When I look at the formulas and rules, I find nothing that helps at all.
• Oct 28th 2009, 12:36 PM
Bruno J.
Well I can give you the identity $\displaystyle \sum_{j=1}^nj=\frac{n(n+1)}{2}$. See if you can solve the problem using this, and then if you wish we will look at how to prove it.
• Oct 28th 2009, 12:41 PM
Velvet Love
Alright. Now i've gotten the original sum down to this:

2* sum from {i=1} to {n} i = (n(n+1))/2 - sum from {i=1} to {n} 1 = n.

Now I think I have to prove it, but I don't know how.
• Oct 28th 2009, 12:47 PM
Bruno J.

So you have $\displaystyle \sum_{j=1}^n(2j-1)=2\left\{n(n+1)/2\right\}-n=n^2+n-n=n^2$.

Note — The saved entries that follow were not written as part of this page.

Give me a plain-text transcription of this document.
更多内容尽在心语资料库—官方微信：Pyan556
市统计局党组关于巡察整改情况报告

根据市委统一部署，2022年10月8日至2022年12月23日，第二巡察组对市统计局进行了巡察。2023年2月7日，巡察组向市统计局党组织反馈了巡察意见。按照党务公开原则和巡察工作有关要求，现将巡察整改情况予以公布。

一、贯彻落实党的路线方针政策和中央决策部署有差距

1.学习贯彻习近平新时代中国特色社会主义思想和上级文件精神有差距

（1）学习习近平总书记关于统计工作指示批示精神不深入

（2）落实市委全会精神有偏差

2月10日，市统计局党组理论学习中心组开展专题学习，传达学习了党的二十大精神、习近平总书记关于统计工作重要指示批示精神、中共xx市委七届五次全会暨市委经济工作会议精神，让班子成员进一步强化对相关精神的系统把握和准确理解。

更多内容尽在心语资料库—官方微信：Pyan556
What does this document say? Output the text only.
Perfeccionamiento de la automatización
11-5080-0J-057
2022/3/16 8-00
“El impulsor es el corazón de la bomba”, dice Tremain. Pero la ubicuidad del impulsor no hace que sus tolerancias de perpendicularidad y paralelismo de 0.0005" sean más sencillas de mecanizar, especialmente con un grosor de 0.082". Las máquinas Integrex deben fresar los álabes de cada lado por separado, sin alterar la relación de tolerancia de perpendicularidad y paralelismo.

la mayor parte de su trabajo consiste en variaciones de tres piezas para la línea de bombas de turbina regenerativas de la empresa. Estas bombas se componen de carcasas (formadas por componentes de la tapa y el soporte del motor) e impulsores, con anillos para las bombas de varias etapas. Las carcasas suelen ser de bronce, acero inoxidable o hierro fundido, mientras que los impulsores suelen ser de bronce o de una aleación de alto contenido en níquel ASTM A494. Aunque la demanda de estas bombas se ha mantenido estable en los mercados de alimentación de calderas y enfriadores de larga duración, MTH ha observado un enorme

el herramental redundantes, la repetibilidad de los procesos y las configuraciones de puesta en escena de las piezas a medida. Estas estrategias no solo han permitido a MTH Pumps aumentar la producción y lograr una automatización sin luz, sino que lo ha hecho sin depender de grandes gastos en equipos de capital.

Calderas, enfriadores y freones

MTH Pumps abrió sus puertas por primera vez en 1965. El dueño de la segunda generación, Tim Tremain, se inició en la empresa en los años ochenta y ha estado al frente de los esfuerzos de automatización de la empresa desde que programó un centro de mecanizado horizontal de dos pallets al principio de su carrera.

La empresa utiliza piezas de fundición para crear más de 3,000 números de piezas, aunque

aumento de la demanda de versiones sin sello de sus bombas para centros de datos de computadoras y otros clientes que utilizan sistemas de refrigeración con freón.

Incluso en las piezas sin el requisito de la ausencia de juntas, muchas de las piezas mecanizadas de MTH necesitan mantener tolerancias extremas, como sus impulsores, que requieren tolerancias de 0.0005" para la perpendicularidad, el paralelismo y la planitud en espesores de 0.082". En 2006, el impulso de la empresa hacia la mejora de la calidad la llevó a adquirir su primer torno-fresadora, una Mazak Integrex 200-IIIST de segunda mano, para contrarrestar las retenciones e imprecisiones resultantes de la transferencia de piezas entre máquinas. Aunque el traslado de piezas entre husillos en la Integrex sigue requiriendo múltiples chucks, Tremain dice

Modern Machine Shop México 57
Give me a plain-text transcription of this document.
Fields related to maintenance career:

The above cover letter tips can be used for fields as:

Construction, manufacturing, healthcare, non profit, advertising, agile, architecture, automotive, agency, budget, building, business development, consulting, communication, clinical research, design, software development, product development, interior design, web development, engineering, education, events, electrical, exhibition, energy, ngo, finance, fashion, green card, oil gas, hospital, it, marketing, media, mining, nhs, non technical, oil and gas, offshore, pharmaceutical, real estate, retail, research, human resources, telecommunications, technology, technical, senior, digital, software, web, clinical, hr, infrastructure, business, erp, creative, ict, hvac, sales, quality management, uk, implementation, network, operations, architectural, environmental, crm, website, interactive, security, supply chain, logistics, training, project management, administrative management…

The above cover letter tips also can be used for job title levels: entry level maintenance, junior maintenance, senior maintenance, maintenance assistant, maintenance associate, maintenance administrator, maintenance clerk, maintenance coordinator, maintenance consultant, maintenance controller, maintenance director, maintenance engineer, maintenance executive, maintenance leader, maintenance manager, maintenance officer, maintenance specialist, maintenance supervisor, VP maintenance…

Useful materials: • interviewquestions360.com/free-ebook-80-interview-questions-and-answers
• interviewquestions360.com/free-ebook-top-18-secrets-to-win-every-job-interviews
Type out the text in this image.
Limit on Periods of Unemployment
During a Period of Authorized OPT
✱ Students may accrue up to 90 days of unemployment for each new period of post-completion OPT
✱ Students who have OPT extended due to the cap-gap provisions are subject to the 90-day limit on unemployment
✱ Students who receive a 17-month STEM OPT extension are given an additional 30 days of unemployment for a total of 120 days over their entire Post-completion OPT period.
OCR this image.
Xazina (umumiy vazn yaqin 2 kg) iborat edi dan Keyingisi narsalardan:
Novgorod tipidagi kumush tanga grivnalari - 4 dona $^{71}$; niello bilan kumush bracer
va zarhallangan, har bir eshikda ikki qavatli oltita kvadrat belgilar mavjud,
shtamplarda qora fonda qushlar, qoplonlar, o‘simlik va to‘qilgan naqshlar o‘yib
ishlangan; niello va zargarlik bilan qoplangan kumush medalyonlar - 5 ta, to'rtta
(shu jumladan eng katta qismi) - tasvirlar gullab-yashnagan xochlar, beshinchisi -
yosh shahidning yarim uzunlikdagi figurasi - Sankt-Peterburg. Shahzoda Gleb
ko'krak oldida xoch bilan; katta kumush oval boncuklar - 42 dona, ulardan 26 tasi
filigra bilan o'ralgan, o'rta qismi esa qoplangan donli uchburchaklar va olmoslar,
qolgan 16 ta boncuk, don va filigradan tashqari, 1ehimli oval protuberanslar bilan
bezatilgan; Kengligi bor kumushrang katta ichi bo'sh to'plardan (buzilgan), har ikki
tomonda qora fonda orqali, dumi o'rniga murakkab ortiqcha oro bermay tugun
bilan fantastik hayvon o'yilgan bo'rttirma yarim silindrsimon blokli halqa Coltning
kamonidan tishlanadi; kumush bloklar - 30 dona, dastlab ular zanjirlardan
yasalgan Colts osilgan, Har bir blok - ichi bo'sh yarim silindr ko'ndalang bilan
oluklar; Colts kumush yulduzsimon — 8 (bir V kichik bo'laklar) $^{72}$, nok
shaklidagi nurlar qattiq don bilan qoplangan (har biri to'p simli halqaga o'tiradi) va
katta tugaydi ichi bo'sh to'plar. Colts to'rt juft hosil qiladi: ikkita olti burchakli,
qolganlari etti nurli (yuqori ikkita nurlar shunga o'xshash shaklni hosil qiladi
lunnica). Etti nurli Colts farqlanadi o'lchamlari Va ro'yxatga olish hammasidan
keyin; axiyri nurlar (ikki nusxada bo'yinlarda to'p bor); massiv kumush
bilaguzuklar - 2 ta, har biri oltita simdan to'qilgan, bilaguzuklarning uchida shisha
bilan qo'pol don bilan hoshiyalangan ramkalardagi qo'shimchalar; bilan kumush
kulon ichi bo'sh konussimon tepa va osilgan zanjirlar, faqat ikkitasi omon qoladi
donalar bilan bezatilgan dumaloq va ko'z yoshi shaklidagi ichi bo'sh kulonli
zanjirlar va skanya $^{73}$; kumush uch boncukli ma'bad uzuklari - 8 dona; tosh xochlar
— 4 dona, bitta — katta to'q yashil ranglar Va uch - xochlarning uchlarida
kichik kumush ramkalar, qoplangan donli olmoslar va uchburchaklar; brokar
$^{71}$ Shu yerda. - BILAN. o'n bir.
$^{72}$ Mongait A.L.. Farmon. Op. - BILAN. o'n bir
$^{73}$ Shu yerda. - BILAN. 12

Now, to prove that $\displaystyle 1+2+...+n=n(n+1)/2$, consider

$\displaystyle S=1+2+...+n$

and add it to the same sum, written backwards :

$\displaystyle S=n+(n-1)+..+1$.

Add them vertically, term by term. What do you get?
• Oct 28th 2009, 12:57 PM
Velvet Love
I'm confused as to what you are asking.
I have to prove that all of that equals n^2, for all natural numbers n
• Oct 28th 2009, 12:59 PM
Bruno J.
Yes; I have showed you how to do that, but I've used an identity which we have not proved, namely $\displaystyle 1+2+...+n=n(n+1)/2$. I was suggesting a proof of the latter identity.
• Oct 28th 2009, 01:04 PM
Velvet Love
Oh ok. I have one question. Since the problem has 2 in front of the sigma notation in the first term, could i cancel the two out to get sum from {i=1} to {n} n^2 + n - sum from {i=1} to {n} n?
And then I could cancel one n out, which would give me
sum from {i=1} to {n} n^2?
I think that is how you prove it, but I cannot be sure
• Oct 28th 2009, 01:26 PM
Bruno J.
Yes, that is what you have to do. Read my post above :

Quote:

Originally Posted by Bruno J.
So you have $\displaystyle \sum_{j=1}^n(2j-1)=2\left\{n(n+1)/2\right\}-n=n^2+n-n=n^2$.

• Oct 28th 2009, 01:33 PM
Velvet Love
Oh ok. I looked at that equation and I just didn't think. Thank you though! You pointed me in the right direction, and gave me the answer, but I didn't realize you gave me the answer, and I got it myself.
Thanks!